—¡Canastos! ¿Es algún rompecabezas, tío Russ? —preguntó el pecoso.
Desde lo alto de las escaleras llegó la vocecita de Sue, disculpándose.
—No he querido ser traviesa —dijo, empezando a bajar paso a paso—, pero no podía abrir tu maletín, tío Russ. Por eso he querido bajarlo todo y… ¡plum! Se cayó.

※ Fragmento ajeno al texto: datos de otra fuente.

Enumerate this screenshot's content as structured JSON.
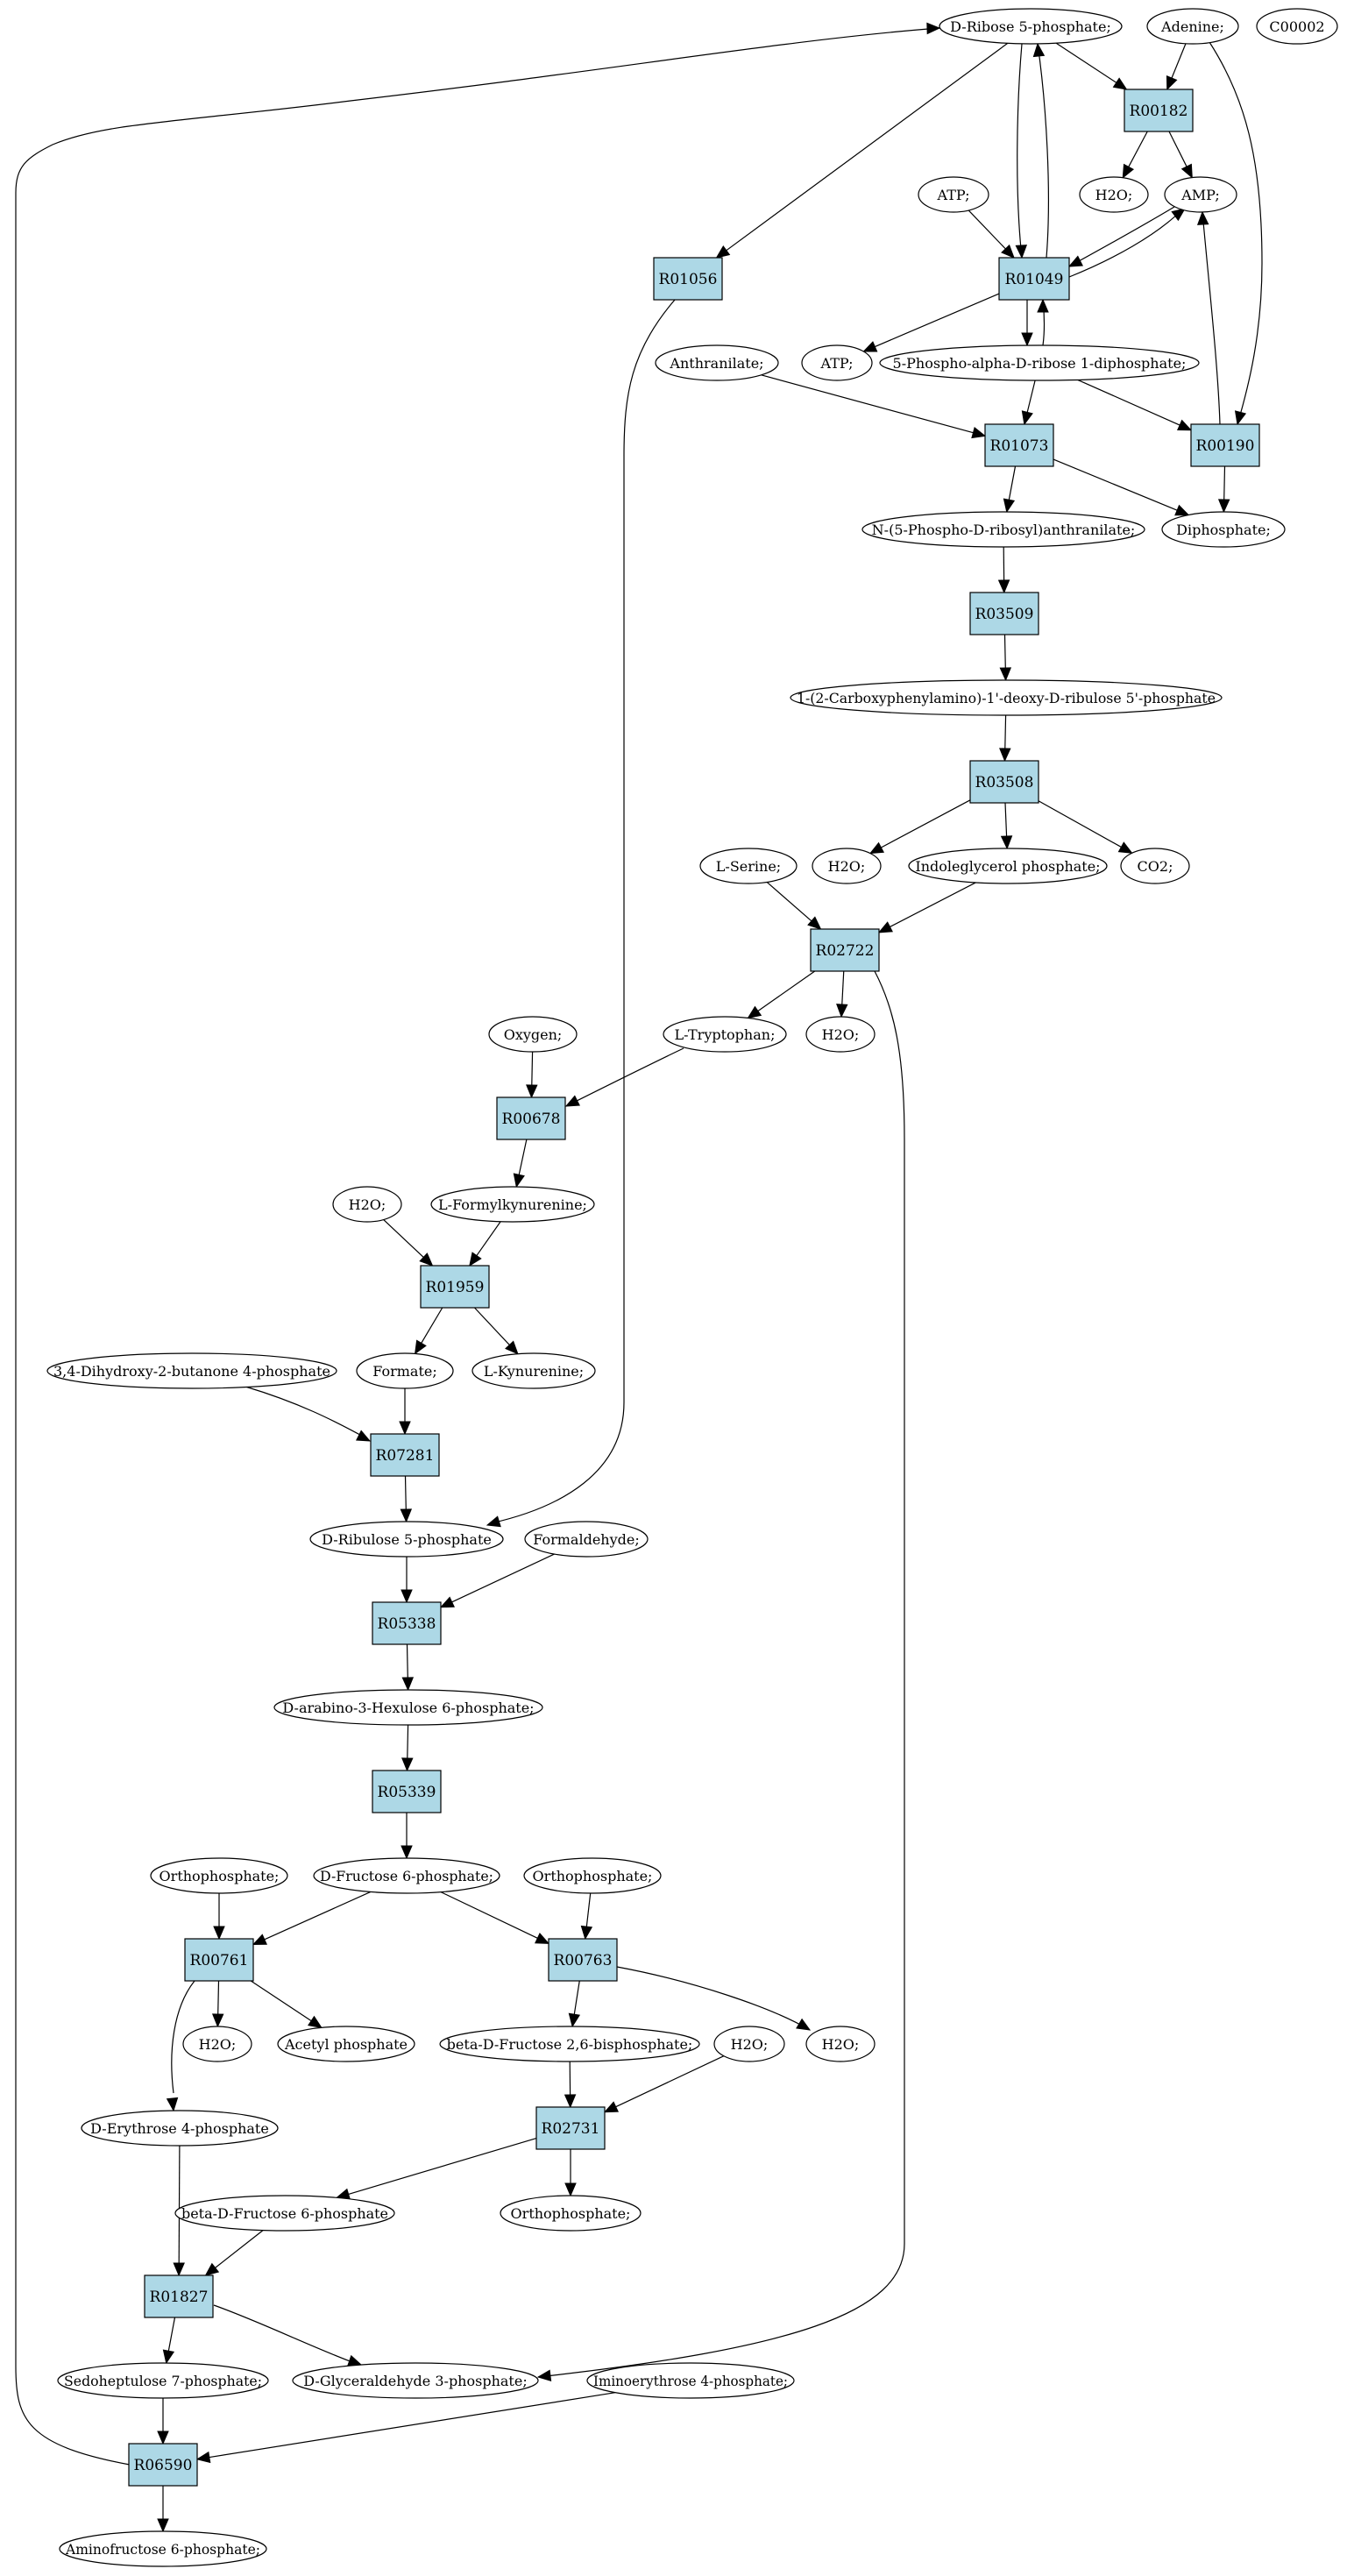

El dibujante manipuló en la cremallera del maletín y lo abrió. Mientras toda la familia Hollister le miraba, intrigada, tío Russ sacó con cuidado una caja de cartón. Levantó la tapa de la caja y dentro apareció un objeto, envuelto en papel de seda, que crujió ligeramente cuando el dibujante lo sacó con muchas precauciones.
¡Era una hermosa concha marina, blanca y rosada, tan grande como la cabeza de Ricky!
Tío Russ le dio vueltas en sus manos y exhaló un suspiro de alivio.
—Gracias a Dios no está rota.
—Entonces, el Presidente no se enfadará contigo —dijo Holly.
—¡Zambomba! —exclamó Pete, rascándose la cabeza—. ¿Qué es todo esto, tío Russ?
—Una historia singular.
Los niños se sentaron en los escalones y el señor y la señora Hollister escucharon con gran interés, mientras su huésped empezaba a hablar.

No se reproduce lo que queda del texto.